I don't mean to be facetious, but the fact is that our nation's experience
with fire over the centuries has been far from pleasant. From the flames
which consumed the Temples in Jerusalem, to the medieval burning of the
Talmud in places such as Paris and Venice, to the ovens of Nazi Europe, fire
has served time and again to wreak havoc and destruction on the Jewish
people.
In recent years, the shells of burned out buses on the streets of Tel Aviv
and Jerusalem, and the inferno that consumed Joseph's Tomb in Shechem,
served as painful reminders of our enemies' timeless, and searing, hatred.
IT ALMOST seems incongruous, then, to be using fire, of all things, to
commemorate our deliverance from the Syrian-Greeks over two millennia ago.
Couldn't some other less ironic instrument have been chosen instead?
But that is exactly the point, for it is irony which lies at the root both
of the miracles of the past, and of those still yet to come.
Indeed, one of the central themes of Hanukka, as the special Al HaNissim
prayer inserted into the liturgy states, is that God "turned over the strong
to the weak, and the many to the few." In other words, what was incongruous,
inconceivable and downright inexplicable nonetheless became reality.
And it is that theme - the irony of Jewish survival despite the odds - that
embodies not only the story of Hanukka, but of our modern-day return and
rebirth as a nation.
By striking a match and bringing a small flame into the world to light the
Hanukka candles, we are sending a message of defiance. We are telling our
enemies that all their efforts to consume us have and will come to naught,
for we are still very much here.
And despite all the devastation they have wrought on us through the use of
fire, we will not be deterred from kindling our own unique light, with which
we will one day illuminate the world.
But there is, I think, still a deeper message to be found in Hanukka, one
that is especially apt for a nation such as ours that finds itself so
utterly divided.
When you next light the candles, take a few steps back and watch. If you
look carefully, you'll see how the flames dance from side to side, each one
moving with its own unique rhythm, flickering and sparkling independent of
each other.
Some candles will burn faster, others will go slower. There are those which
sit on the right side of the Hanukkia, and those whose place is on the left.

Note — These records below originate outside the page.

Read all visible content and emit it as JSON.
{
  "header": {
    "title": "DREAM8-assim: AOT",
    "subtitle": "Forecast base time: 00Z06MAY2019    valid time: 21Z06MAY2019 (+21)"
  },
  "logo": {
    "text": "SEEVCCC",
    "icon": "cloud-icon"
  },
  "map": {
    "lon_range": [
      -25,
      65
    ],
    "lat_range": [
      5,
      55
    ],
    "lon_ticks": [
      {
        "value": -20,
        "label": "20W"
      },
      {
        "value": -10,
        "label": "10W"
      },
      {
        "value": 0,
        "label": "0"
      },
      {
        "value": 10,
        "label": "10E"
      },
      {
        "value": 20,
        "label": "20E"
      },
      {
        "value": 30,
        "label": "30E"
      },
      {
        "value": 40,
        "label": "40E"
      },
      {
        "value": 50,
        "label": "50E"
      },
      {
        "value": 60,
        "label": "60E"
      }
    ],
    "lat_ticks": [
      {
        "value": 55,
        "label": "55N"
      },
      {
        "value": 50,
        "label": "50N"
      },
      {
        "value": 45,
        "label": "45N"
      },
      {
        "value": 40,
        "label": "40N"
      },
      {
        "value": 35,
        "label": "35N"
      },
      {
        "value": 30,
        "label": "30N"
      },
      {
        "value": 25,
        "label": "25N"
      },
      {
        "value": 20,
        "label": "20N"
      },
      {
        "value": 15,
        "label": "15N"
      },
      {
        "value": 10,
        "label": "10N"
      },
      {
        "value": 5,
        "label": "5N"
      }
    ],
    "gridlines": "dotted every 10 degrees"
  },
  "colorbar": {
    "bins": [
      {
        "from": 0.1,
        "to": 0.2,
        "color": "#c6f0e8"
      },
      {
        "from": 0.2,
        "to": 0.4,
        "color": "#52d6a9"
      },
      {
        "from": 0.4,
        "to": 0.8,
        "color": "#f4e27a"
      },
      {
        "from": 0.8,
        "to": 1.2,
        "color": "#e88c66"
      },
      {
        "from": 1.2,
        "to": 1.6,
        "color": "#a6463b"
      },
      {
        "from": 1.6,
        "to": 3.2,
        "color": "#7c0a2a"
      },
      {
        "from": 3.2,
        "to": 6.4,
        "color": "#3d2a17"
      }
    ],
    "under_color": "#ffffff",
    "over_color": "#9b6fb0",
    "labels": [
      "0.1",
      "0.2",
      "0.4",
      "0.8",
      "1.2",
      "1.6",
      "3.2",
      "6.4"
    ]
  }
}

Regardless, all come together at the base, which unites the disparate
branches to fulfill one central purpose: creating a crescendo of light whose
sum is greater than its parts.
That is the challenge facing Israeli society - to craft a framework in which
each flame has room to dance individually while still remaining part of a
cohesive whole. Obviously, this is far more difficult to achieve than merely
kindling a few candles. But the lesson of Hanukka is that it can, and will,
be done.
The writer served as deputy director of communications & policy planning in
the Prime Minister's Office under former premier Binyamin Netanyahu. He is
currently chairman of Shavei Israel (www.shavei.org), a Jerusalem-based
group that assists "lost Jews" seeking to return to the Jewish people.